Una bellissima storia d’amore. Tra un soldato dell’Ottava Armata in Carinzia a fine guerra, ebreo di Palestina costretto a emigrare da Vienna nel 1938, “basso e bruttino, con gli occhiali”, e la diciannovenne Ingeborg Bachmann, bella e sensibile. Ogni persecuzione isola, nel groviglio di violenze e complessi, e conduce alla perdita di sé, dell’autostima, più spesso che alla rivolta. Nel caso di Jack Hamesh, in paese per tutti “l’ebreo” ancora a guerra finita e perduta, l’incontro elimina questo virus. In lui, di grande cultura e passione per la cultura, benché alla smobilitazione finisca a Tel Aviv scaricatore di porto. In lei, che l’incontro libera, dalla famiglia, dal paese, dal razzismo, dalla Hitlerjugend. Un rapporto intimo non furtivo (“fra di noi non facciamo mai discorsi che non potrebbero essere ascoltati”, Inge si difende dai rimproveri della madre), di passeggiate nei boschi, di lunghe conversazioni in camera di lei, di letture comuni, Thomas Mann, Hofmannstahl, Schnitzler, Stefan Zweig, il “Capitale” e un Adler. “È l’estate più bella della mia vita e, dovessi campare cent’anni, queste resteranno per me la primavera e l’estate più belle”, Ingeborg volle tenere in quei giorni un diario, piena di entusiasmo e gioia di vivere, malgrado i problemi di sopravvivenza – il fratello minore Heinz “ha l’aspetto di uno scheletrino, non capisco, noi facciamo per lui tutto il possibile”.

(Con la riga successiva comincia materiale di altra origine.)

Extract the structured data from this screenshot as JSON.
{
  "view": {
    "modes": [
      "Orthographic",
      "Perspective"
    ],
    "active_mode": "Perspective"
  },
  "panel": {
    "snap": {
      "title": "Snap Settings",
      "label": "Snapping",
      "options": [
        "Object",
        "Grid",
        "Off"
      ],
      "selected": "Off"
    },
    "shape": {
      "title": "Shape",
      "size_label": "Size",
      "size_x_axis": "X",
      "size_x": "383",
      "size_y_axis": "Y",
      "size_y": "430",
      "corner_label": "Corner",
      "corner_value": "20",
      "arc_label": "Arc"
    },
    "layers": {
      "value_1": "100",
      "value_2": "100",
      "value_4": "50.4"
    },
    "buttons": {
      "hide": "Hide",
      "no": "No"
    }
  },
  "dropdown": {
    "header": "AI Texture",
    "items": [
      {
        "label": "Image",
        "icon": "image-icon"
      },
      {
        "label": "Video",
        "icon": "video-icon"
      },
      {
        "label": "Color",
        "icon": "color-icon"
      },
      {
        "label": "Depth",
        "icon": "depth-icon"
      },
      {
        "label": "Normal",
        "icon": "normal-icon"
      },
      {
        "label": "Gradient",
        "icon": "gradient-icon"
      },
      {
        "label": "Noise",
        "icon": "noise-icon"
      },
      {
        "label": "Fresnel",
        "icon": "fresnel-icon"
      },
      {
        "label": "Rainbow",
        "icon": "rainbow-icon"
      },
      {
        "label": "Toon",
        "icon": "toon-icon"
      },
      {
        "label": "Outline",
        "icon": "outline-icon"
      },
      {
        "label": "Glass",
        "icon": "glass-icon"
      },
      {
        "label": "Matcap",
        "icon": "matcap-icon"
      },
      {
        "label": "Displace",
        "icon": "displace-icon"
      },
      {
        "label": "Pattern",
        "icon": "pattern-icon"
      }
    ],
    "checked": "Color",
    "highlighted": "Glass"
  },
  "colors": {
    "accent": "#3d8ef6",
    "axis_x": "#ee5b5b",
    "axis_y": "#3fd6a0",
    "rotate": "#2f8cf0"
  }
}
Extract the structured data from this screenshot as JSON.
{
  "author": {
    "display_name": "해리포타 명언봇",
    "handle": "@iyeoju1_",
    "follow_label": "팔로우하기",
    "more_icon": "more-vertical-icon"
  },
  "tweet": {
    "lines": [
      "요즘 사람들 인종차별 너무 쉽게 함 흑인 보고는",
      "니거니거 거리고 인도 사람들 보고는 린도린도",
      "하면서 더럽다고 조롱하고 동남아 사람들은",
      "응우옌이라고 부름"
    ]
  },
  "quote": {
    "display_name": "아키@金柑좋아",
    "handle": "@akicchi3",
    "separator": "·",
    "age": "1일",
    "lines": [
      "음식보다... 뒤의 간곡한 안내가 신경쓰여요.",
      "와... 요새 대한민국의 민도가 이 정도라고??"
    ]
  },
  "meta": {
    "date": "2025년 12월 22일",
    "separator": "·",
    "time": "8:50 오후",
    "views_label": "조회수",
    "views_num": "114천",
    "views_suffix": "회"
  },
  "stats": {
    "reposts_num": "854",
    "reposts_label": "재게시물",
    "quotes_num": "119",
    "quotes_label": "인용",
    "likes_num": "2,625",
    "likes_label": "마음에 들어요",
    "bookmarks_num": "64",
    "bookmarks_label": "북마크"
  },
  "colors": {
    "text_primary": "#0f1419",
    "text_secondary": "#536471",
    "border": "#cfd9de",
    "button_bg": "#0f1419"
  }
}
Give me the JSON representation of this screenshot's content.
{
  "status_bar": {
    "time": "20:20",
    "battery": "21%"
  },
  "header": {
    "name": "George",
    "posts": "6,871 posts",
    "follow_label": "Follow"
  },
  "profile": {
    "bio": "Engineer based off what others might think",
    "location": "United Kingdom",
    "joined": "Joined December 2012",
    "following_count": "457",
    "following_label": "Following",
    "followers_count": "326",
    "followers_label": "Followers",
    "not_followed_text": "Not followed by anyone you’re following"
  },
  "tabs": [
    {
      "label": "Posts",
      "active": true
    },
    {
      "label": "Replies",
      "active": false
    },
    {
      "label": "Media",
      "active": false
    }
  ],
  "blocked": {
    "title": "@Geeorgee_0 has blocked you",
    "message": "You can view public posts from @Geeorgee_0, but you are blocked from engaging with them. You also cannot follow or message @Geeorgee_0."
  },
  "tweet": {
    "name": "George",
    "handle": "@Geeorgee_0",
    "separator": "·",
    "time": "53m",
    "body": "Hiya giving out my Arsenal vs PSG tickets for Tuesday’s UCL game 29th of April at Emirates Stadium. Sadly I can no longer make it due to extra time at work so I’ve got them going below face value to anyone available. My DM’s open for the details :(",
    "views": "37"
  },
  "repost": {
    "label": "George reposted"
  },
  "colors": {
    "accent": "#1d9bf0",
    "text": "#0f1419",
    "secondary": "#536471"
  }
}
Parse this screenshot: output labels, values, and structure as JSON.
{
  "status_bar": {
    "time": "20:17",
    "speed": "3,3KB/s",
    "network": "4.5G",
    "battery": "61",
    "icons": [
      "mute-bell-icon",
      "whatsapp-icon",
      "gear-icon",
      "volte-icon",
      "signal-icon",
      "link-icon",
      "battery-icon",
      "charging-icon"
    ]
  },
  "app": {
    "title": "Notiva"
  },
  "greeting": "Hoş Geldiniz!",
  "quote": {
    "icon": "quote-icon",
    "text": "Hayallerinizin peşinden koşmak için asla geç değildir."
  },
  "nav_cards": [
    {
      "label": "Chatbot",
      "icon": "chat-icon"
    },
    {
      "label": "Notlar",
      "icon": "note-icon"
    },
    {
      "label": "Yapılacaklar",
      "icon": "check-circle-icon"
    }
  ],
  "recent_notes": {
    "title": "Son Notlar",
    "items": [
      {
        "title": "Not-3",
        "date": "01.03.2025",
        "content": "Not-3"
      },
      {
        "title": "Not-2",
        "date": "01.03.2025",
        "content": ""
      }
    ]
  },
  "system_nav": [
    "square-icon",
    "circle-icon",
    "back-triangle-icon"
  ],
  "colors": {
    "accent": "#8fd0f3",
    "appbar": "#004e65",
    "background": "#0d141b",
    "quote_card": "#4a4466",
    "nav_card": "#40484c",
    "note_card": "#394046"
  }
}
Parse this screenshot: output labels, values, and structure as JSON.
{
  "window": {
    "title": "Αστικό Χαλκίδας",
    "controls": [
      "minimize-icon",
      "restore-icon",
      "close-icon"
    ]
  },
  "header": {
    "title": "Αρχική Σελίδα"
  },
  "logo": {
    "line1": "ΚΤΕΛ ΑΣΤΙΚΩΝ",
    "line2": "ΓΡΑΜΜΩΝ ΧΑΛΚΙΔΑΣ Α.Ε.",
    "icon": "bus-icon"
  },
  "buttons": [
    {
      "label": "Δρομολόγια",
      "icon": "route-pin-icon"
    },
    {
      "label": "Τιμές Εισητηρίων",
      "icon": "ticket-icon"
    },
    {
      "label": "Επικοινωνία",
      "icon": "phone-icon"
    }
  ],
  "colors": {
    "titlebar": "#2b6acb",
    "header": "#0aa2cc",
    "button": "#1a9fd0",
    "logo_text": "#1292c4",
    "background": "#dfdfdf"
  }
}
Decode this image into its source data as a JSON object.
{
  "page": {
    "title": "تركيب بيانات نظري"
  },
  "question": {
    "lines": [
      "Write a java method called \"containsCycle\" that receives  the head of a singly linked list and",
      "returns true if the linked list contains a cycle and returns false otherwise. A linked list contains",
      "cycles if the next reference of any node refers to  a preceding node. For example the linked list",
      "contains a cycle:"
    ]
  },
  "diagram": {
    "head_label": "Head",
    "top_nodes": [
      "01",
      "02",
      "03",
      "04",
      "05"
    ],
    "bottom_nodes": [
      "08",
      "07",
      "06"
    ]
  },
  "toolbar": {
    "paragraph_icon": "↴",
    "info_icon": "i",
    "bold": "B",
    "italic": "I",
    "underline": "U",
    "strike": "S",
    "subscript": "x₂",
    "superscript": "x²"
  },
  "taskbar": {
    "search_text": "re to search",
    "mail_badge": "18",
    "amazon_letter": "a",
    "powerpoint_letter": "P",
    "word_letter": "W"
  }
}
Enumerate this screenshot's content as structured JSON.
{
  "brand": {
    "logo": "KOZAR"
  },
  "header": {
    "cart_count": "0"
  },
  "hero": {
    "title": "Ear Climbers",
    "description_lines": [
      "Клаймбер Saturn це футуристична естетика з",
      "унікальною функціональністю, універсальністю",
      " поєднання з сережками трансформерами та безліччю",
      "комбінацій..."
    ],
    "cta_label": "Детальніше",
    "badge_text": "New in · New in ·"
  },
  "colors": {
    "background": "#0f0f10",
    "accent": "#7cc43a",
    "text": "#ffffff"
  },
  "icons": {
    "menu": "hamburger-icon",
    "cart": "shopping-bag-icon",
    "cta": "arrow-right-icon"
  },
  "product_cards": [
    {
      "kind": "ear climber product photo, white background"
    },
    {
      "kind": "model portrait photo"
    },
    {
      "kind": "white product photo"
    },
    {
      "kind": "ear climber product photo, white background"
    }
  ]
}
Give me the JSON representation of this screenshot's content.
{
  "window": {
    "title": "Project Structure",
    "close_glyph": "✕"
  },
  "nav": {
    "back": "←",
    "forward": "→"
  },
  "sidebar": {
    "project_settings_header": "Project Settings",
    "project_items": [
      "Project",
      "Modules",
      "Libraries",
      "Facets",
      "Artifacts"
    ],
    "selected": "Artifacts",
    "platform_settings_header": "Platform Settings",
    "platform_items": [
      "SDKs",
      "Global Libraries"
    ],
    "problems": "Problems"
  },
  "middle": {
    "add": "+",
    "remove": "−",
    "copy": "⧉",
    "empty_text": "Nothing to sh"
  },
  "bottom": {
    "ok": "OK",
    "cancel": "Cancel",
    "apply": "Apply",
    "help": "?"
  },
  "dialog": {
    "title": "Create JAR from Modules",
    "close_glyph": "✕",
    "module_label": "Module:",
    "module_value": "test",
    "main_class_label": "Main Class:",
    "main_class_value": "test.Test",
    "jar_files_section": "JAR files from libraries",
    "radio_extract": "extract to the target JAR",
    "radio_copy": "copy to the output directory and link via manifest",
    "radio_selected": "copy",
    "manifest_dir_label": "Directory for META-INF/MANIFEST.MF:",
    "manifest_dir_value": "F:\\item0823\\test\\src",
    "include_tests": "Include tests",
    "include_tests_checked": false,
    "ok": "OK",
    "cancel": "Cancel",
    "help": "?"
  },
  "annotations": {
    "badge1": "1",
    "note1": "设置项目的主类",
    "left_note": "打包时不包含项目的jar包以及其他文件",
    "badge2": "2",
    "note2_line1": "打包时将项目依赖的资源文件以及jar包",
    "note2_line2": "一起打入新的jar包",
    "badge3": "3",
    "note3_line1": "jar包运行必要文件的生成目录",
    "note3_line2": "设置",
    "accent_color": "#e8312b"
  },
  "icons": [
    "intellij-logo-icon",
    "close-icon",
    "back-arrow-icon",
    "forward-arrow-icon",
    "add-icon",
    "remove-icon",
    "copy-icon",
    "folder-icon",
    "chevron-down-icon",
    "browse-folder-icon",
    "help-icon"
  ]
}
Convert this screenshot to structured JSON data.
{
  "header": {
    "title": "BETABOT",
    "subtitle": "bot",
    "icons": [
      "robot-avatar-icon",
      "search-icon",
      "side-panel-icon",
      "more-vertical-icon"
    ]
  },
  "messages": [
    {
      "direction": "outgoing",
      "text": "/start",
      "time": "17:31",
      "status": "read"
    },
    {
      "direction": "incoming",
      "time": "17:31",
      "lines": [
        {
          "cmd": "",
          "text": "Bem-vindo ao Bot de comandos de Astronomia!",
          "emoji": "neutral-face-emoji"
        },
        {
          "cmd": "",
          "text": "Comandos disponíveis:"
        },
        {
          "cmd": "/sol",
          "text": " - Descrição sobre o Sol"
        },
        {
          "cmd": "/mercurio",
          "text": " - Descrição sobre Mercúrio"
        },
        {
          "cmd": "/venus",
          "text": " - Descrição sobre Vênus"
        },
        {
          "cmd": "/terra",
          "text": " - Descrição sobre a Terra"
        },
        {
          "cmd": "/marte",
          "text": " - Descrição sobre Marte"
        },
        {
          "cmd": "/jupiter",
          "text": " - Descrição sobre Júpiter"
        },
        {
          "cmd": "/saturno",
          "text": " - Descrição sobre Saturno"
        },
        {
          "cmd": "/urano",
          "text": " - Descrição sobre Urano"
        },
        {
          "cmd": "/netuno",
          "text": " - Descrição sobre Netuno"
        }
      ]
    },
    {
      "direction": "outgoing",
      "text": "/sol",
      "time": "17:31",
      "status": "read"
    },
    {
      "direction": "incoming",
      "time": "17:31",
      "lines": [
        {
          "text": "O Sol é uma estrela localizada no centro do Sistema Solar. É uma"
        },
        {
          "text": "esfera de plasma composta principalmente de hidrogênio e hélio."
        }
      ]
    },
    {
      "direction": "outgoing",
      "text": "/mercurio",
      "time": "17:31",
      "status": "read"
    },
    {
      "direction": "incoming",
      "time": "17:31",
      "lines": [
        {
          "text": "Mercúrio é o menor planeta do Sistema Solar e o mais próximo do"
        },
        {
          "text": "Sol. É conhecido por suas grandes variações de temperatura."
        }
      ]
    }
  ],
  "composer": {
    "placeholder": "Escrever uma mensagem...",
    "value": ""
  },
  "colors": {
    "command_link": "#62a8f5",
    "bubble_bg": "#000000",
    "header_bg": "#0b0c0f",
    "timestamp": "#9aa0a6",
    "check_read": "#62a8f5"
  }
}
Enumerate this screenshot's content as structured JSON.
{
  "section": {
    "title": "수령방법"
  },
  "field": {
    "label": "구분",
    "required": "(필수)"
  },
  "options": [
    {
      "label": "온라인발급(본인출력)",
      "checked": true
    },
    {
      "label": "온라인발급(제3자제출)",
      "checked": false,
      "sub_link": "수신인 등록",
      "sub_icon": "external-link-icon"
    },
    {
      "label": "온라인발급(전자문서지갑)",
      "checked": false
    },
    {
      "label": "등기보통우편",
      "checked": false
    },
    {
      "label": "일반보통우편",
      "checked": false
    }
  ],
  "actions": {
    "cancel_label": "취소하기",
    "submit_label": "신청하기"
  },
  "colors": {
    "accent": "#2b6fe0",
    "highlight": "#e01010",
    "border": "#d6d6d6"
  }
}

Una storia per più aspetti interessante. Per la biografia d’Ingeborg Bachmann, compresa la futura relazione intima con Celan. Ma soprattutto per l’“amore redentore” che le lettere successive di Hamesh, che prendono la maggior parte della pubblicazione, delineano, all’ingrosso e al minuto. Nel rapporto fra l’ebreo e la madrepatria austriaca negata. E nelle occorrenze quotidiane dell’emigrato-assoldato-smobilitato Hamesh. Tanto più alla luce della personalità che nella postfazione il curatore Hans Höller riesce ad enuclearne. Di un Jakob Chamisch che non ebbe mai la cittadinanza austriaca, benché di famiglia da sempre residente nell’ex impero, costretto a emigrare a diciotto anni, finito in occupazioni umili, malgrado la passione per lo studio e l’ambizione di poter un giorno insegnare: apprendista calzolaio, bracciante, disoccupato dopo la smobilitazione, quindi scaricatore e, dopo un incidente sul lavoro, impiegato al porto di Tel Aviv. Un uomo di singolare capacità d’introspezione e d’osservazione. Della propria situazione. Della giovane Inge – con la quale ha amato “sfidare ridendo questo nostro tempo”. Del miracolo di Israele: “Si cerca l’acqua e si continua a trovarla”. Della politica che pure non gli piace: “Qui c’è petrolio, qui c’è il Canale di Suez, la via per le Indie. Gerusalemme, qui nacque Cristo, qui vissero un tempo gli ebrei, qui vegetano da secoli gli arabi, un vita miserabile che a stento riterresti possibile. Qui furono rivelati i Dieci Comandamenti, qui viene in pellegrinaggio chiunque creda in un Dio, si chiami Cristo, Yahveh o Allah”.
Nel “Diario di guerra” di Inge c’è anche un ufficiale inglese “straordinariamente lungo e secco”, di nome Bob, aristocratico, che è la chiave di un capitolo del “Libro Franza” rimasto enigmatico, “Ritorno a Galicien”. Nel “Libro Franza” è questione di un amore giovanile con un Lord Percival Glyde, un ufficiale alto e segaligno, educato a Oxford, di famiglia aristocratico. Bob nel “Diario” Inge lo fa innamorato dell’amica Liesl. Un’amica che come lei non ne può più delle convenzioni e del piccolo paese. Che ama il lord benché sia amata, “devotamente”, da un altro ufficiale britannico.